Generalized Linear Models

LinearRegression([penalty, dual, tol, C, …]) Esimator for linear_regression.
LogisticRegression([penalty, dual, tol, C, …]) Esimator for logistic_regression.
PoissonRegression([penalty, dual, tol, C, …]) Esimator for poisson_regression.

Generalized linear models are a broad class of commonly used models. These implementations scale well out to large datasets either on a single machine or distributed cluster. They can be powered by a variety of optimization algorithms and use a variety of regularizers.
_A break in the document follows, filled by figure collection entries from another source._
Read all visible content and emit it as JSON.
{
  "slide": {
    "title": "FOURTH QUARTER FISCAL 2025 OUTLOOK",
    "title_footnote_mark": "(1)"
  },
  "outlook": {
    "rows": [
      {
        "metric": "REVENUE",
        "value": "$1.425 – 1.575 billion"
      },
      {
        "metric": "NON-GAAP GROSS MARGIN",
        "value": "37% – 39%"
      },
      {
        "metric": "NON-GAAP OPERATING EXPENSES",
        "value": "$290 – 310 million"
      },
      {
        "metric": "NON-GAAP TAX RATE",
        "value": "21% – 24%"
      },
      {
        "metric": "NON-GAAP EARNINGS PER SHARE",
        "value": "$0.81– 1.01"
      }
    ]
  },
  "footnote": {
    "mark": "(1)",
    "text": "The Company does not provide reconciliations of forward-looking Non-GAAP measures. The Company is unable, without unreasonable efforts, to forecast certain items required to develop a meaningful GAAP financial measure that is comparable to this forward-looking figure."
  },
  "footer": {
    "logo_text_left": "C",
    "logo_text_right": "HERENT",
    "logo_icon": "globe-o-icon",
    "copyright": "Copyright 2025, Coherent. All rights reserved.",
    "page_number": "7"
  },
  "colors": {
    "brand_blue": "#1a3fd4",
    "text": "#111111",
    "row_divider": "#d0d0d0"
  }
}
These follow the scikit-learn estimator API, and so can be dropped into existing routines like grid search and pipelines, but are implemented externally with new, scalable algorithms and so can consume distributed dask arrays and dataframes rather than just single-machine NumPy and Pandas arrays and dataframes.

Example

In [1]: from dask_ml.linear_model import LogisticRegression

In [2]: from dask_ml.datasets import make_classification

In [3]: X, y = make_classification(chunks=50)
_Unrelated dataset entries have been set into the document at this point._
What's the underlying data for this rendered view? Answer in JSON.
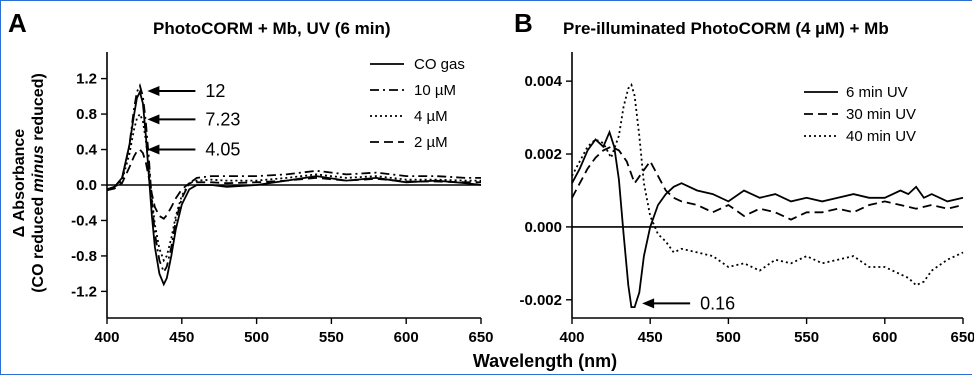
{
  "chart_data": [
    {
      "id": "A",
      "type": "line",
      "panel_letter": "A",
      "title": "PhotoCORM + Mb, UV (6 min)",
      "xlabel": "Wavelength (nm)",
      "ylabel_line1": "Δ Absorbance",
      "ylabel_line2_pre": "(CO reduced ",
      "ylabel_line2_italic": "minus",
      "ylabel_line2_post": " reduced)",
      "xlim": [
        400,
        650
      ],
      "ylim": [
        -1.5,
        1.5
      ],
      "xticks": [
        400,
        450,
        500,
        550,
        600,
        650
      ],
      "xtick_labels": [
        "400",
        "450",
        "500",
        "550",
        "600",
        "650"
      ],
      "yticks": [
        1.2,
        0.8,
        0.4,
        0.0,
        -0.4,
        -0.8,
        -1.2
      ],
      "ytick_labels": [
        "1.2",
        "0.8",
        "0.4",
        "0.0",
        "-0.4",
        "-0.8",
        "-1.2"
      ],
      "zero_line": true,
      "legend_position": "top-right",
      "series": [
        {
          "name": "CO gas",
          "dash": "solid",
          "x": [
            400,
            405,
            410,
            415,
            418,
            420,
            422,
            424,
            426,
            428,
            430,
            432,
            435,
            438,
            440,
            443,
            446,
            450,
            455,
            460,
            470,
            480,
            500,
            520,
            540,
            560,
            580,
            600,
            620,
            640,
            650
          ],
          "y": [
            -0.05,
            -0.02,
            0.08,
            0.45,
            0.78,
            0.98,
            1.05,
            0.92,
            0.55,
            0.1,
            -0.35,
            -0.7,
            -1.0,
            -1.12,
            -1.05,
            -0.8,
            -0.5,
            -0.22,
            -0.05,
            0.0,
            0.0,
            -0.02,
            0.0,
            0.05,
            0.1,
            0.05,
            0.08,
            0.03,
            0.05,
            0.02,
            0.0
          ]
        },
        {
          "name": "10 µM",
          "dash": "dashdot",
          "x": [
            400,
            405,
            410,
            415,
            418,
            420,
            422,
            424,
            426,
            428,
            430,
            432,
            435,
            438,
            440,
            443,
            446,
            450,
            455,
            460,
            470,
            480,
            500,
            520,
            540,
            560,
            580,
            600,
            620,
            640,
            650
          ],
          "y": [
            -0.05,
            -0.02,
            0.06,
            0.45,
            0.85,
            1.05,
            1.12,
            1.0,
            0.7,
            0.3,
            -0.2,
            -0.55,
            -0.85,
            -0.98,
            -0.92,
            -0.7,
            -0.4,
            -0.15,
            0.02,
            0.08,
            0.1,
            0.1,
            0.1,
            0.12,
            0.16,
            0.12,
            0.14,
            0.1,
            0.1,
            0.08,
            0.08
          ]
        },
        {
          "name": "4 µM",
          "dash": "dotted",
          "x": [
            400,
            405,
            410,
            415,
            418,
            420,
            422,
            424,
            426,
            428,
            430,
            432,
            435,
            438,
            440,
            443,
            446,
            450,
            455,
            460,
            470,
            480,
            500,
            520,
            540,
            560,
            580,
            600,
            620,
            640,
            650
          ],
          "y": [
            -0.06,
            -0.03,
            0.05,
            0.35,
            0.62,
            0.75,
            0.8,
            0.72,
            0.5,
            0.2,
            -0.15,
            -0.45,
            -0.72,
            -0.85,
            -0.8,
            -0.6,
            -0.35,
            -0.12,
            0.02,
            0.05,
            0.06,
            0.05,
            0.05,
            0.08,
            0.12,
            0.08,
            0.1,
            0.06,
            0.06,
            0.05,
            0.05
          ]
        },
        {
          "name": "2 µM",
          "dash": "dashed",
          "x": [
            400,
            405,
            410,
            415,
            418,
            420,
            422,
            424,
            426,
            428,
            430,
            432,
            435,
            438,
            440,
            443,
            446,
            450,
            455,
            460,
            470,
            480,
            500,
            520,
            540,
            560,
            580,
            600,
            620,
            640,
            650
          ],
          "y": [
            -0.06,
            -0.04,
            0.02,
            0.2,
            0.32,
            0.38,
            0.4,
            0.36,
            0.25,
            0.08,
            -0.1,
            -0.25,
            -0.35,
            -0.38,
            -0.34,
            -0.25,
            -0.15,
            -0.05,
            0.02,
            0.03,
            0.03,
            0.02,
            0.03,
            0.05,
            0.08,
            0.05,
            0.07,
            0.04,
            0.04,
            0.03,
            0.03
          ]
        }
      ],
      "annotations": [
        {
          "text": "12",
          "arrow_tip": [
            423,
            1.06
          ]
        },
        {
          "text": "7.23",
          "arrow_tip": [
            423,
            0.74
          ]
        },
        {
          "text": "4.05",
          "arrow_tip": [
            423,
            0.4
          ]
        }
      ]
    },
    {
      "id": "B",
      "type": "line",
      "panel_letter": "B",
      "title": "Pre-illuminated PhotoCORM (4 µM) + Mb",
      "xlabel": "Wavelength (nm)",
      "xlim": [
        400,
        650
      ],
      "ylim": [
        -0.0025,
        0.0048
      ],
      "xticks": [
        400,
        450,
        500,
        550,
        600,
        650
      ],
      "xtick_labels": [
        "400",
        "450",
        "500",
        "550",
        "600",
        "650"
      ],
      "yticks": [
        0.004,
        0.002,
        0.0,
        -0.002
      ],
      "ytick_labels": [
        "0.004",
        "0.002",
        "0.000",
        "-0.002"
      ],
      "zero_line": true,
      "legend_position": "top-right",
      "series": [
        {
          "name": "6 min UV",
          "dash": "solid",
          "x": [
            400,
            405,
            410,
            415,
            420,
            424,
            427,
            430,
            433,
            436,
            438,
            440,
            443,
            446,
            450,
            455,
            460,
            465,
            470,
            480,
            490,
            500,
            510,
            520,
            530,
            540,
            550,
            560,
            570,
            580,
            590,
            600,
            610,
            615,
            620,
            625,
            630,
            640,
            650
          ],
          "y": [
            0.0012,
            0.0016,
            0.0021,
            0.0024,
            0.0022,
            0.0026,
            0.0022,
            0.0013,
            -0.0002,
            -0.0016,
            -0.0022,
            -0.0022,
            -0.0018,
            -0.0008,
            0.0,
            0.0006,
            0.0009,
            0.0011,
            0.0012,
            0.001,
            0.0009,
            0.0007,
            0.001,
            0.0008,
            0.0009,
            0.0007,
            0.0008,
            0.0007,
            0.0008,
            0.0009,
            0.0008,
            0.0008,
            0.001,
            0.0009,
            0.0011,
            0.0008,
            0.0009,
            0.0007,
            0.0008
          ]
        },
        {
          "name": "30 min UV",
          "dash": "dashed",
          "x": [
            400,
            405,
            410,
            415,
            420,
            425,
            430,
            435,
            440,
            445,
            450,
            455,
            460,
            465,
            470,
            480,
            490,
            500,
            510,
            520,
            530,
            540,
            550,
            560,
            570,
            580,
            590,
            600,
            610,
            620,
            630,
            640,
            650
          ],
          "y": [
            0.0008,
            0.0012,
            0.0016,
            0.0019,
            0.0021,
            0.0022,
            0.0021,
            0.0018,
            0.0012,
            0.0015,
            0.0018,
            0.0014,
            0.001,
            0.0008,
            0.0007,
            0.0006,
            0.0004,
            0.0006,
            0.0003,
            0.0005,
            0.0004,
            0.0002,
            0.0004,
            0.0004,
            0.0005,
            0.0004,
            0.0006,
            0.0007,
            0.0006,
            0.0005,
            0.0006,
            0.0005,
            0.0006
          ]
        },
        {
          "name": "40 min UV",
          "dash": "dotted",
          "x": [
            400,
            405,
            410,
            415,
            420,
            425,
            430,
            433,
            436,
            438,
            440,
            443,
            446,
            450,
            455,
            460,
            465,
            470,
            480,
            490,
            500,
            510,
            520,
            530,
            540,
            550,
            560,
            570,
            580,
            590,
            600,
            610,
            615,
            620,
            625,
            630,
            640,
            650
          ],
          "y": [
            0.0014,
            0.0018,
            0.0022,
            0.0024,
            0.0023,
            0.0019,
            0.0025,
            0.0033,
            0.0038,
            0.0039,
            0.0036,
            0.0025,
            0.0012,
            0.0003,
            -0.0002,
            -0.0004,
            -0.0007,
            -0.0006,
            -0.0007,
            -0.0008,
            -0.0011,
            -0.001,
            -0.0012,
            -0.0009,
            -0.001,
            -0.0008,
            -0.001,
            -0.0009,
            -0.0008,
            -0.0011,
            -0.0011,
            -0.0013,
            -0.0014,
            -0.0016,
            -0.0015,
            -0.0012,
            -0.0009,
            -0.0007
          ]
        }
      ],
      "annotations": [
        {
          "text": "0.16",
          "arrow_tip": [
            441,
            -0.0021
          ]
        }
      ]
    }
  ]
}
In [4]: lr = LogisticRegression()

In [5]: lr.fit(X, y)
Out[5]: 
LogisticRegression(C=1.0, class_weight=None, dual=False, fit_intercept=True,
          intercept_scaling=1.0, max_iter=100, multiclass='ovr', n_jobs=1,
          penalty='l2', random_state=None, solver='admm',
          solver_kwargs=None, tol=0.0001, verbose=0, warm_start=False)

Algorithms

admm(X, y[, regularizer, lamduh, rho, …]) Alternating Direction Method of Multipliers
gradient_descent(X, y[, max_iter, tol, family]) Michael Grant’s implementation of Gradient Descent.
lbfgs(X, y[, regularizer, lamduh, max_iter, …]) L-BFGS solver using scipy.optimize implementation
newton(X, y[, max_iter, tol, family]) Newtons Method for Logistic Regression.
proximal_grad(X, y[, regularizer, lamduh, …])
Parameters:

Regularizers

ElasticNet([weight]) Elastic net regularization.
L1 L1 regularization.
L2 L2 regularization.
Regularizer Abstract base class for regularization object.